Rosana Bitterman, 63, dona de pousada, contava os problemas vividos pela comunidade desde que uma sirene da Vale soou para alertar para o risco de rompimento da barragem local no dia 16 de fevereiro. E pedia ajuda.


A barragem B3/B4, na mina Mar Azul, é uma das quatro em nível de risco 3 em Minas -o último grau de emergência, que significa rompimento iminente ou já ocorrendo. 


Na véspera da Sexta-Feira Santa, Janot foi ouvir os atingidos. Decidiu abraçar o caso como seu primeiro trabalho depois da aposentadoria no Ministério Público, oficializada no fim de março.


“A sensação [em Macacos] era de indignação, abandono. Uma empresa desse porte que não faz avaliação de risco de sua própria atividade, que causa um desastre e atende o povo como se estivesse dando esmola.
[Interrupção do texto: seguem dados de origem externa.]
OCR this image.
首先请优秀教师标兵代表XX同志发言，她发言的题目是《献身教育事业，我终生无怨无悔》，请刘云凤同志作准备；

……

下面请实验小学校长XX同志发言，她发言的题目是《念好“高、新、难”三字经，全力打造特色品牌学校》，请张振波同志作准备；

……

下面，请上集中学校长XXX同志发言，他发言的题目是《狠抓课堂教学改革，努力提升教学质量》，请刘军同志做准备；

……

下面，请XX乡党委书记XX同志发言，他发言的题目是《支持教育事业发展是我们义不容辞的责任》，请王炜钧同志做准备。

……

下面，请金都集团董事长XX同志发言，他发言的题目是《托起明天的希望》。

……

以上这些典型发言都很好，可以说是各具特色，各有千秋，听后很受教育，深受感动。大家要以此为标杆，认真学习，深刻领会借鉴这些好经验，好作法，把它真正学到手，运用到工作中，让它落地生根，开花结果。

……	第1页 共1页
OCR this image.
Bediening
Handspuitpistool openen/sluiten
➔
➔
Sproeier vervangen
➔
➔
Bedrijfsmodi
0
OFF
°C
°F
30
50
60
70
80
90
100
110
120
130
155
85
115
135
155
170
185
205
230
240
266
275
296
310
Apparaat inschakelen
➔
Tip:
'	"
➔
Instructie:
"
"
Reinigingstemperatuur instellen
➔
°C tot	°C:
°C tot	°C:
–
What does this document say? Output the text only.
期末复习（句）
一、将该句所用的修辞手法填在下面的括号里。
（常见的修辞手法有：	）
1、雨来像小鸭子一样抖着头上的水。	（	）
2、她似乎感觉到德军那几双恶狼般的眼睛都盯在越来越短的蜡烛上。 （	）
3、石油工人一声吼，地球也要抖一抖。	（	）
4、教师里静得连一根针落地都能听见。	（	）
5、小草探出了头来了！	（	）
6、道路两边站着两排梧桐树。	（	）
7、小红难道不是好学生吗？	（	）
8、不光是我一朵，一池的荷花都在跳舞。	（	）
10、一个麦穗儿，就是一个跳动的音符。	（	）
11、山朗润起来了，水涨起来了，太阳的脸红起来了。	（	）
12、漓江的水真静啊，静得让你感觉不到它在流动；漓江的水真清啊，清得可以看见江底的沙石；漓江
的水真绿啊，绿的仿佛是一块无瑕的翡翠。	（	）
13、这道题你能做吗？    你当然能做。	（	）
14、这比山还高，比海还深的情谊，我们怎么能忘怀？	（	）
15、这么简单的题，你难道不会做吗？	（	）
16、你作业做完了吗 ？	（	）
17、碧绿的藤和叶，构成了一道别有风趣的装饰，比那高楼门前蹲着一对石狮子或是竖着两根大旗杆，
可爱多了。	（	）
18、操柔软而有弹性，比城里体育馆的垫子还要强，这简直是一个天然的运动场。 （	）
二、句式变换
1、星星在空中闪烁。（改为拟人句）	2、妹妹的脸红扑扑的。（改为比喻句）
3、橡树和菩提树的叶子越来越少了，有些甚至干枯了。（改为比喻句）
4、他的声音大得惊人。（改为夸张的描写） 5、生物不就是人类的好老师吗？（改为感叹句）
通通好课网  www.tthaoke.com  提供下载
Deveria ter responsabilidade social”, disse Janot à reportagem. 


Há quatro meses, os empresários e comerciantes do distrito veem o movimento dos fins de semana minguar. Carnaval e Páscoa, datas de maior renda no ano, tiveram pousadas e restaurantes vazios. 


O movimento começou a cair depois do rompimento da barragem em Brumadinho, que deixou 246 mortos e 24 desaparecidos. Com a elevação do nível de risco da barragem na região, o turista sumiu. 


“Desde fevereiro, fechamos no vermelho. Esses vouchers, para nós que vivemos do turismo, é uma parcela pequena do faturamento”, diz Bernardo Buffalo Penna, 42, dono de pousada e restaurante. 


Os vouchers, trocados por comida, são pagos pela Vale como uma das medidas emergenciais. Cada pessoa tem direito a dois tickets por dia, no valor de R$ 20 cada. O pagamento aos restaurantes, segundo Penna, é feito de forma escalonada, no cartão de crédito, e costuma demorar. 


Também dona de pousada, Isa Mara Ribeiro, 54, teve a luz cortada por falta de pagamento. Pré-diabética e com hipertensão, ela diz que a alimentação dos restaurantes não atende suas necessidades.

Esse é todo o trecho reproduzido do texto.